When historical archaeology began to loom as a viable sub-discipline of archaeology, its practitioners were soon aware of the need for a corpus of bibliographical references. At a symposium on The Meaning of' Historical Sites Archaeology which I organized for the 28th Annual Meeting of the Society for American Archaeology, Boulder, Colorado in May 1963, the participants agreed that such a bibliography should be started by those present, and that I, as compiler, should find a medium of publication. Symposium members were Bernard Fontana, who chaired the session, Edward McM. Larrabee, who supplied the form used for the compilation, Lewis Binford, Louis Caywood, Henry Hornblower II, Kenneth Kidd, Carlyle Smith, Arthur Woodword, Stephen Glass from the field of Classical Archaeology, and me.
The Bibliography of Historical Archaeology got under way with the volunteered personal bibliographies of Louis Caywood, Edward Larrabee, B. Bruce Powell, Paul J. F. Schumacher, and G. Hubert Smith. Once I had worked up a draft from sources available to me, it was checked and added to by Bernard Fontana, John W. Griffin, Ivor Noél Hume, Louis R. Binford, Charles F. Hayes III, H. Geiger Omwake, Wilfred Logan, and Stanley South plus those people they each contacted. By 1966 some 900 of the forms had been microfilmed and made available by University Microfilms, Ann Arbor, in printed form in two sections: I. Historical Sites Artifacts and II. Historical Sites Excavation Reports. A lack of listings for Mexico limited it to North America north of Mexico.
By the end of the 1970s my shared dissatisfaction with the clumsy and limited format of the bibliography as it progressively enlarged, had engendered a dream of a topical and cross-referenced format involving the use of the computer. To this purpose William B. Hershey joined me and together we devised a subject taxonomy based on General Historical Archaeology including Theory And Interdisciplinary Studies, Methodology And Techniques, Historical Documentation, Excavation Reports, and Studies And Analyses, all with numerous key-numbered subdivisions. With grants from The National Endowment for the Humanities and The Barra Foundation, we were able to get the project under way, with Hershey laboriously putting the data into the computer and my proofing and correcting of the printouts. The sheer drudgery of correspondence, gathering of forms, and working up the entries in the format, was a staggering work load. In 1981 I gave up on rented equipment and main-frame computers and personally bought an Apple II computer and Wordstar program for the University of Pennsylvania Museum.
By 1983 we were struggling to get the computer to disgorge the coded topical entries. After two years of unavailing effort to make the system work, all the while adding more entries with their strings of code numbers, Hershey and I parted company. In 1985 I arranged to ship some eight boxes of computer printouts, six diskettes, and the taxonomy to Dr.

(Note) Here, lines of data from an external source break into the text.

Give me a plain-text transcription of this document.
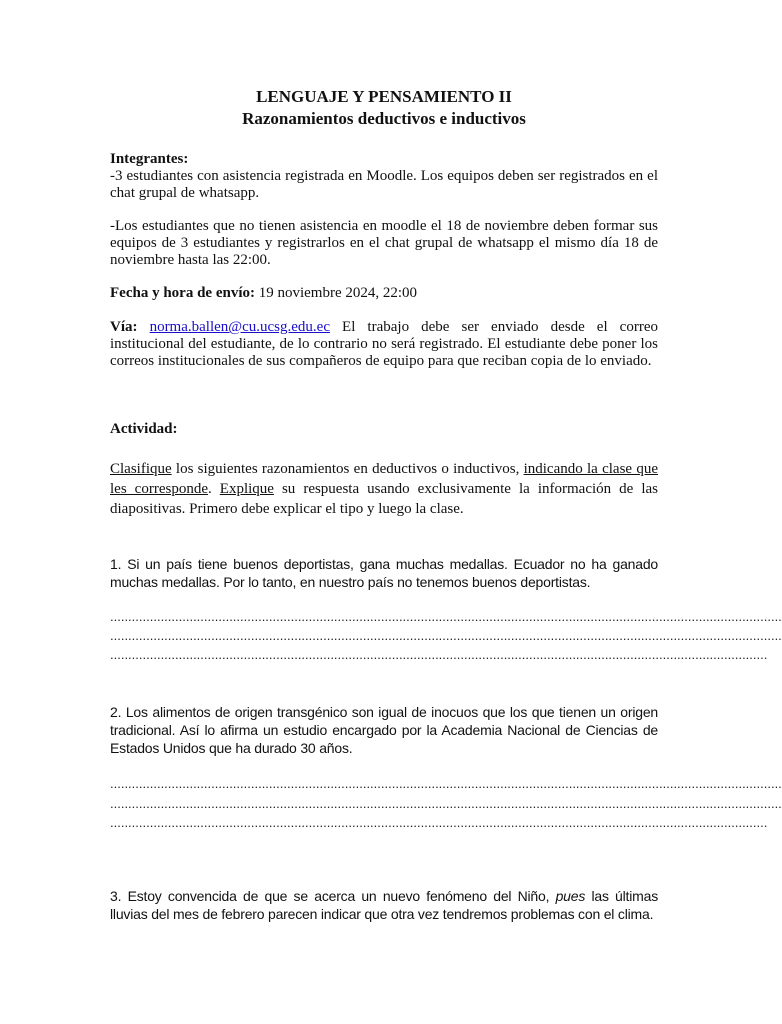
LENGUAJE Y PENSAMIENTO II
Razonamientos deductivos e inductivos
Integrantes:
-3 estudiantes con asistencia registrada en Moodle. Los equipos deben ser registrados en el chat grupal de whatsapp.
-Los estudiantes que no tienen asistencia en moodle el 18 de noviembre deben formar sus equipos de 3 estudiantes y registrarlos en el chat grupal de whatsapp el mismo día 18 de noviembre hasta las 22:00.
Fecha y hora de envío: 19 noviembre 2024, 22:00
Vía: norma.ballen@cu.ucsg.edu.ec El trabajo debe ser enviado desde el correo institucional del estudiante, de lo contrario no será registrado. El estudiante debe poner los correos institucionales de sus compañeros de equipo para que reciban copia de lo enviado.
Actividad:
Clasifique los siguientes razonamientos en deductivos o inductivos, indicando la clase que les corresponde. Explique su respuesta usando exclusivamente la información de las diapositivas. Primero debe explicar el tipo y luego la clase.
1. Si un país tiene buenos deportistas, gana muchas medallas. Ecuador no ha ganado muchas medallas. Por lo tanto, en nuestro país no tenemos buenos deportistas.
..........................................................................................................................................................................................
..........................................................................................................................................................................................
......................................................................................................................................................................................
2. Los alimentos de origen transgénico son igual de inocuos que los que tienen un origen tradicional. Así lo afirma un estudio encargado por la Academia Nacional de Ciencias de Estados Unidos que ha durado 30 años.
..........................................................................................................................................................................................
..........................................................................................................................................................................................
......................................................................................................................................................................................
3. Estoy convencida de que se acerca un nuevo fenómeno del Niño, pues las últimas lluvias del mes de febrero parecen indicar que otra vez tendremos problemas con el clima.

Roderick Sprague, then Director of the Alfred W. Bowers Laboratory of Anthropology at the University of Idaho, Moscow. Rick had agreed to see what could be done to salvage, if not reproduce, the Bibliography as planned. Twelve years and several computer technicians later, all efforts to produce the topical printout having failed, it was decided to make a simple conventional printout of the entries, by author, alphabetically arranged without any attempt to make a topical breakdown. This re-computerization of the entries took over a year to complete and proofread. Only a few new entries were added from currently active authors. No attempt was made to include the myriad CRM titles, the many journal articles since the early 1980s, or data south of the United States.

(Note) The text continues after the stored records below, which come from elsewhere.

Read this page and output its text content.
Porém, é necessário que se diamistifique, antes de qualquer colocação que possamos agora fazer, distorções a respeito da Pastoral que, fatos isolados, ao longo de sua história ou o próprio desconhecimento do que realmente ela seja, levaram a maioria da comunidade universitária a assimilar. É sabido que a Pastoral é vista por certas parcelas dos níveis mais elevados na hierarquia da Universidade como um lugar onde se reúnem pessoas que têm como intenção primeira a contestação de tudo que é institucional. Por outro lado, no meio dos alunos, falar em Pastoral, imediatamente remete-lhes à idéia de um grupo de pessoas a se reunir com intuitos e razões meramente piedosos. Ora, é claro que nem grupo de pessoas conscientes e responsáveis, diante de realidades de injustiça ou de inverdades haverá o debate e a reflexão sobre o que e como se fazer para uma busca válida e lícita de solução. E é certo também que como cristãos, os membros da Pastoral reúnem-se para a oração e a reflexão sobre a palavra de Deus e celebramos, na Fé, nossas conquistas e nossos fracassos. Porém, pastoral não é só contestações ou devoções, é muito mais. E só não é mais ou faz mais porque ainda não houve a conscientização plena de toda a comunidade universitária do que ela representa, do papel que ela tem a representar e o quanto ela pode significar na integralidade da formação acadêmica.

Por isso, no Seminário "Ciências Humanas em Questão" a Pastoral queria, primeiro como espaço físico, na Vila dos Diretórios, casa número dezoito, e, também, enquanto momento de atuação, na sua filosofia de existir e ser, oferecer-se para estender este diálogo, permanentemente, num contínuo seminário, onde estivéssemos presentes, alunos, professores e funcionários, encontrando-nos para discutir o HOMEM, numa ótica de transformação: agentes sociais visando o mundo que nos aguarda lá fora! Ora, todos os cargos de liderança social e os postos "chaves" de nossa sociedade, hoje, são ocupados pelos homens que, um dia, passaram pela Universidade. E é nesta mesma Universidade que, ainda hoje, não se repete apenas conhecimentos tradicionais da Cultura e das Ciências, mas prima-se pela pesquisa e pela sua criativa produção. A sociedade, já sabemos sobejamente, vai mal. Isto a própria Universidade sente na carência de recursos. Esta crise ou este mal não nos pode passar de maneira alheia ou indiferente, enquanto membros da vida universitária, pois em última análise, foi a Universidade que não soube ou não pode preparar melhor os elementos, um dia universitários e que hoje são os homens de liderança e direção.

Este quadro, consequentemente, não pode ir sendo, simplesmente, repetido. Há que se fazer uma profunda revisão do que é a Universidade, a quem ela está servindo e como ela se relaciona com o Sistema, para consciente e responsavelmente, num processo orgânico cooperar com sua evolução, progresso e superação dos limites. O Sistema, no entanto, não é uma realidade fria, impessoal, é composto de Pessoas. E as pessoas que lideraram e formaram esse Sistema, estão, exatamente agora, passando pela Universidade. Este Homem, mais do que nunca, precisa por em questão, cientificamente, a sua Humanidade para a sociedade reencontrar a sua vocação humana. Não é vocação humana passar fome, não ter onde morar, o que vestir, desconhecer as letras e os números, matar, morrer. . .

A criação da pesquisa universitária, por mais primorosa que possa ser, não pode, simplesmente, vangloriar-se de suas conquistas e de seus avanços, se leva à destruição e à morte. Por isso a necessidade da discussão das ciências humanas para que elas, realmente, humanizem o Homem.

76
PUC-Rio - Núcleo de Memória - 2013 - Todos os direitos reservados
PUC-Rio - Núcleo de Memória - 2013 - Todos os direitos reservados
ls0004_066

The present offering on the web in cooperation with the Society for Historical Archaeology has been made possible by Roderick Sprague and the facilities of South Fork Press of Moscow, Idaho with support, expertise, and encouragement from Mike Rodeffer, Ronn Michael, and Lester Ross.
In addition to The NEH, the Barra Foundation, the University of Idaho Laboratory of Anthropology, and South Fork Press we acknowledge the contribution of The Philadelphia Archaeological Project of The University of Pennsylvania Museum of Archaeology and Anthropology. We are also indebted to entries submitted by Paul Hudson, George I. Quimby, and Norman Barka; to David J. Hally, Richard Hulan, and Stephen S. Lawrence for their Guide to the Reading and Study of Historic Site Archaeology issued in 1970 as Museum Brief 5 of the Museum of Anthropology, University of Missouri, Columbia; Jonathan Gell, Ronald Spores, Robert Munroe, and Per Hage, who with David Hally contributed site lists and annotated bibliographical notes for Stephen Williams' 1962 class in historical archaeology at Harvard; to Parks Canada for their 1983 Bibliography of Manuscripts and Publications of the Research Division of the National Historic Parks and Sites Branch; and Vergil E. Noble, J. Mark Wittkofski, and Norman Barka for their bibliographical references. The many single and multiple contributions received are too numerous to mention here, but are no less appreciated.